My guess is, for Thailand’s first full-fledged BL in 2016 -- this dialogue HAD to be written this way. To enter into the kind of territory we see NOW, as we saw in Moonlight Chicken -- where we see one man’s (Jim’s) struggle with IDENTIFYING himself as gay, AND presenting another man AS HIS boyfriend -- we had to START somewhere. That somewhere was SOTUS, in almost total opposite territory, where the concept of the admission-of-gay could not be contemplated.
@bengiyo’s comments in the last post I linked above, in particular, collide in part with @absolutebl‘s analysis on the Asian collectivist vision. However, I can’t help but compare this issue, again, to what we recently saw in Moonlight Chicken...where conversations about Jim, about Li Ming, and with Wen, a fully out and identified queer man, all touched upon individual identity.
That’s where we are -- that’s where we CAN be -- now, in 2023, and in the near future. SOTUS was important for me to watch to understand how we ended up here, now, for what was okay and was not okay, in 2016. 
It’s okay, now, to appreciate collectivism WHILE ALSO identifying oneself as queer/gay. At least, it’s okay in fantasy BL-land. (Again, I’d peep @bengiyo’s comments about how that may not be reflective of what domestic Thai queer audiences may be feeling about these shows.) 
I have a lot more understanding to undertake regarding how Asian queer audiences see this. But at least from the perspective of this first-generation Asian American -- to see the progression of history as the doors slowly open, from dramas to Asian (and other) audiences regarding how one can identify oneself, safely and happily -- that’s a big deal, and I see how SOTUS was a harbinger of things to come. 
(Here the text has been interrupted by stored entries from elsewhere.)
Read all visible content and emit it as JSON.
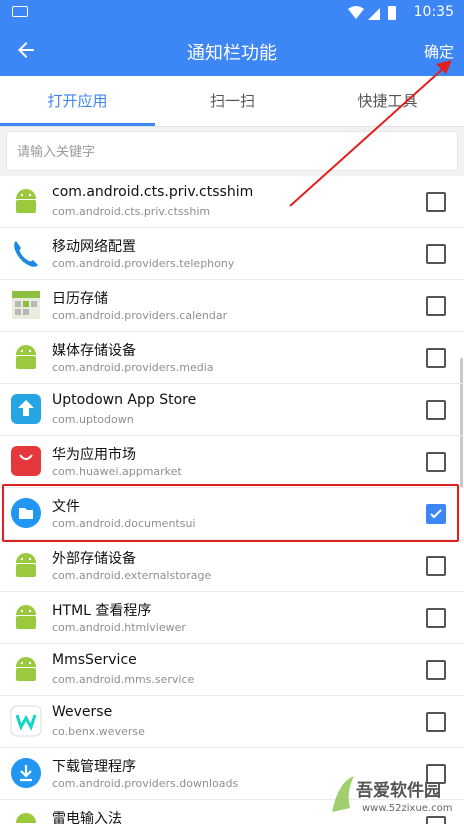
{
  "status_bar": {
    "time": "10:35"
  },
  "app_bar": {
    "title": "通知栏功能",
    "confirm_label": "确定"
  },
  "tabs": [
    {
      "label": "打开应用",
      "active": true
    },
    {
      "label": "扫一扫",
      "active": false
    },
    {
      "label": "快捷工具",
      "active": false
    }
  ],
  "search": {
    "placeholder": "请输入关键字",
    "value": ""
  },
  "apps": [
    {
      "name": "com.android.cts.priv.ctsshim",
      "package": "com.android.cts.priv.ctsshim",
      "icon": "android-icon",
      "checked": false
    },
    {
      "name": "移动网络配置",
      "package": "com.android.providers.telephony",
      "icon": "phone-icon",
      "checked": false
    },
    {
      "name": "日历存储",
      "package": "com.android.providers.calendar",
      "icon": "calendar-storage-icon",
      "checked": false
    },
    {
      "name": "媒体存储设备",
      "package": "com.android.providers.media",
      "icon": "android-icon",
      "checked": false
    },
    {
      "name": "Uptodown App Store",
      "package": "com.uptodown",
      "icon": "uptodown-icon",
      "checked": false
    },
    {
      "name": "华为应用市场",
      "package": "com.huawei.appmarket",
      "icon": "huawei-appmarket-icon",
      "checked": false
    },
    {
      "name": "文件",
      "package": "com.android.documentsui",
      "icon": "folder-icon",
      "checked": true
    },
    {
      "name": "外部存储设备",
      "package": "com.android.externalstorage",
      "icon": "android-icon",
      "checked": false
    },
    {
      "name": "HTML 查看程序",
      "package": "com.android.htmlviewer",
      "icon": "android-icon",
      "checked": false
    },
    {
      "name": "MmsService",
      "package": "com.android.mms.service",
      "icon": "android-icon",
      "checked": false
    },
    {
      "name": "Weverse",
      "package": "co.benx.weverse",
      "icon": "weverse-icon",
      "checked": false
    },
    {
      "name": "下载管理程序",
      "package": "com.android.providers.downloads",
      "icon": "download-icon",
      "checked": false
    },
    {
      "name": "雷电输入法",
      "package": "",
      "icon": "android-icon",
      "checked": false
    }
  ],
  "watermark": {
    "text": "吾爱软件园",
    "url": "www.52zixue.com"
  },
  "colors": {
    "primary": "#3d86f5",
    "annotation": "#e02020"
  }
}
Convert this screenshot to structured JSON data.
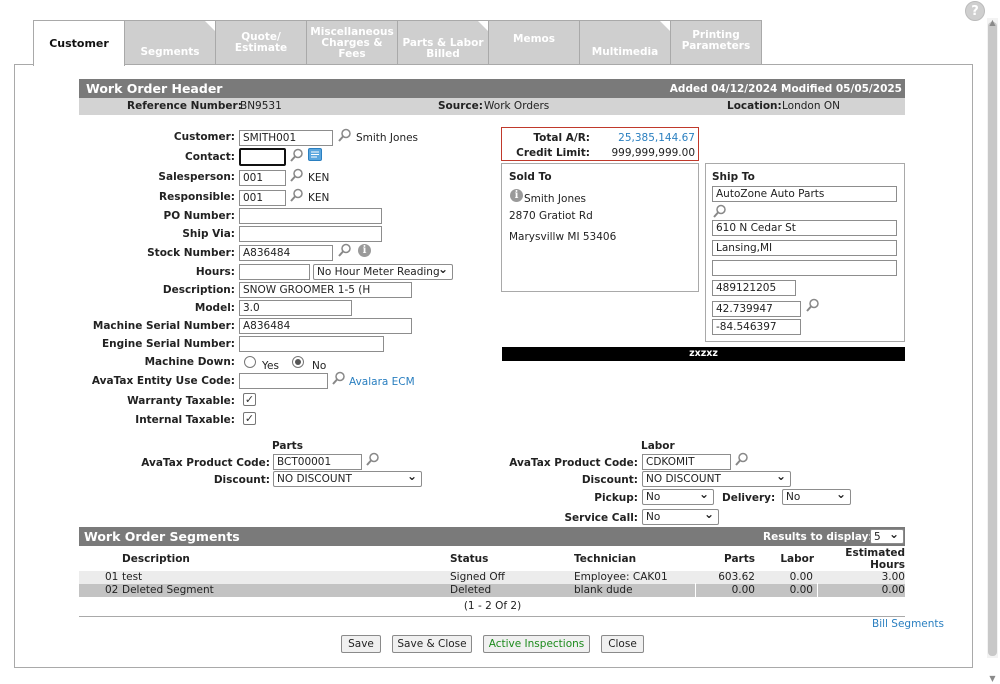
{
  "help_label": "?",
  "tabs": [
    {
      "label": "Customer",
      "active": true
    },
    {
      "label": "Segments"
    },
    {
      "label": "Quote/ Estimate"
    },
    {
      "label": "Miscellaneous Charges & Fees"
    },
    {
      "label": "Parts & Labor Billed"
    },
    {
      "label": "Memos"
    },
    {
      "label": "Multimedia"
    },
    {
      "label": "Printing Parameters"
    }
  ],
  "header": {
    "title": "Work Order Header",
    "added_modified": "Added 04/12/2024 Modified 05/05/2025"
  },
  "refbar": {
    "reference_label": "Reference Number:",
    "reference_value": "BN9531",
    "source_label": "Source:",
    "source_value": "Work Orders",
    "location_label": "Location:",
    "location_value": "London ON"
  },
  "form": {
    "customer_label": "Customer:",
    "customer_value": "SMITH001",
    "customer_name": "Smith Jones",
    "contact_label": "Contact:",
    "contact_value": "",
    "salesperson_label": "Salesperson:",
    "salesperson_value": "001",
    "salesperson_name": "KEN",
    "responsible_label": "Responsible:",
    "responsible_value": "001",
    "responsible_name": "KEN",
    "po_label": "PO Number:",
    "po_value": "",
    "shipvia_label": "Ship Via:",
    "shipvia_value": "",
    "stock_label": "Stock Number:",
    "stock_value": "A836484",
    "hours_label": "Hours:",
    "hours_value": "",
    "hours_meter": "No Hour Meter Reading",
    "description_label": "Description:",
    "description_value": "SNOW GROOMER 1-5 (H",
    "model_label": "Model:",
    "model_value": "3.0",
    "machine_serial_label": "Machine Serial Number:",
    "machine_serial_value": "A836484",
    "engine_serial_label": "Engine Serial Number:",
    "engine_serial_value": "",
    "machine_down_label": "Machine Down:",
    "yes_label": "Yes",
    "no_label": "No",
    "avatax_entity_label": "AvaTax Entity Use Code:",
    "avatax_entity_value": "",
    "avalara_link": "Avalara ECM",
    "warranty_label": "Warranty Taxable:",
    "internal_label": "Internal Taxable:",
    "check_mark": "✓"
  },
  "ar": {
    "total_label": "Total A/R:",
    "total_value": "25,385,144.67",
    "credit_label": "Credit Limit:",
    "credit_value": "999,999,999.00"
  },
  "sold_to": {
    "title": "Sold To",
    "name": "Smith Jones",
    "street": "2870 Gratiot Rd",
    "city": "Marysvillw MI 53406"
  },
  "ship_to": {
    "title": "Ship To",
    "name": "AutoZone Auto Parts",
    "street": "610 N Cedar St",
    "city": "Lansing,MI",
    "line4": "",
    "phone": "489121205",
    "lat": "42.739947",
    "lon": "-84.546397"
  },
  "banner_text": "zxzxz",
  "parts": {
    "title": "Parts",
    "product_label": "AvaTax Product Code:",
    "product_value": "BCT00001",
    "discount_label": "Discount:",
    "discount_value": "NO DISCOUNT"
  },
  "labor": {
    "title": "Labor",
    "product_label": "AvaTax Product Code:",
    "product_value": "CDKOMIT",
    "discount_label": "Discount:",
    "discount_value": "NO DISCOUNT",
    "pickup_label": "Pickup:",
    "pickup_value": "No",
    "delivery_label": "Delivery:",
    "delivery_value": "No",
    "service_label": "Service Call:",
    "service_value": "No"
  },
  "segments": {
    "title": "Work Order Segments",
    "results_label": "Results to display:",
    "results_value": "5",
    "columns": {
      "description": "Description",
      "status": "Status",
      "technician": "Technician",
      "parts": "Parts",
      "labor": "Labor",
      "hours": "Estimated Hours"
    },
    "rows": [
      {
        "num": "01",
        "description": "test",
        "status": "Signed Off",
        "technician": "Employee: CAK01",
        "parts": "603.62",
        "labor": "0.00",
        "hours": "3.00"
      },
      {
        "num": "02",
        "description": "Deleted Segment",
        "status": "Deleted",
        "technician": "blank dude",
        "parts": "0.00",
        "labor": "0.00",
        "hours": "0.00"
      }
    ],
    "pager": "(1 - 2 Of 2)",
    "bill_link": "Bill Segments"
  },
  "buttons": {
    "save": "Save",
    "save_close": "Save & Close",
    "inspections": "Active Inspections",
    "close": "Close"
  },
  "colors": {
    "header_bg": "#7a7a7a",
    "refbar_bg": "#d3d3d3",
    "link": "#2a7fc0",
    "ar_border": "#c0392b",
    "green_button": "#1b8a1b"
  }
}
Singto was simply up to the task to break ground in this show, and it’s such a shame that he was let down, in my opinion, by his co-star. The subsequent history of that pairing breaks my heart, because I think it taints a lot of what SOTUS ended up bringing to the table. I’m glad we have Aof and Bad Buddy, now, to serve in part as a reflection for what SOTUS did, and how BLs and BL tropes could age, be manipulated, and be IMPROVED and developed upon, over the course of time. But the actual history of KrustSingto messes me up a lot in regards to how I might feel nostalgic, myself, for SOTUS, as I learn more about classic BLs.
It’s a confusing mindspace to be in, to move backwards in time to understand how things have developed -- but I gain such a bigger appreciation for the shows I’ve fallen in love with now, over these recent months, for where they came from.
[I want to give HUGE thanks to @absolutebl, @bengiyo, @nieves-de-sugui, @respectthepetty, @miscellar (especially for all the BBS context), @lurkingshan, @wen-kexing-apologist, @shortpplfedup, @clairificusrex, @dribs-and-drabbles, and everyone else who made comments in my SOTUS watch posts. All of you are my historians. More than the fun of writing these reviews is interacting and conversing with the Tumblr fam.]
(Love Sick is on deck. If anyone is following this journey, I’ll be fast-forwarding through the second season, ha -- I can’t commit to 36 lakorn-length episodes. I also have a HUGE and lengthy wedding trip coming up in a couple weeks. So the conclusion of this project will be delayed, but definitely know that I’ll be posting thoughts here and there as I plod through.)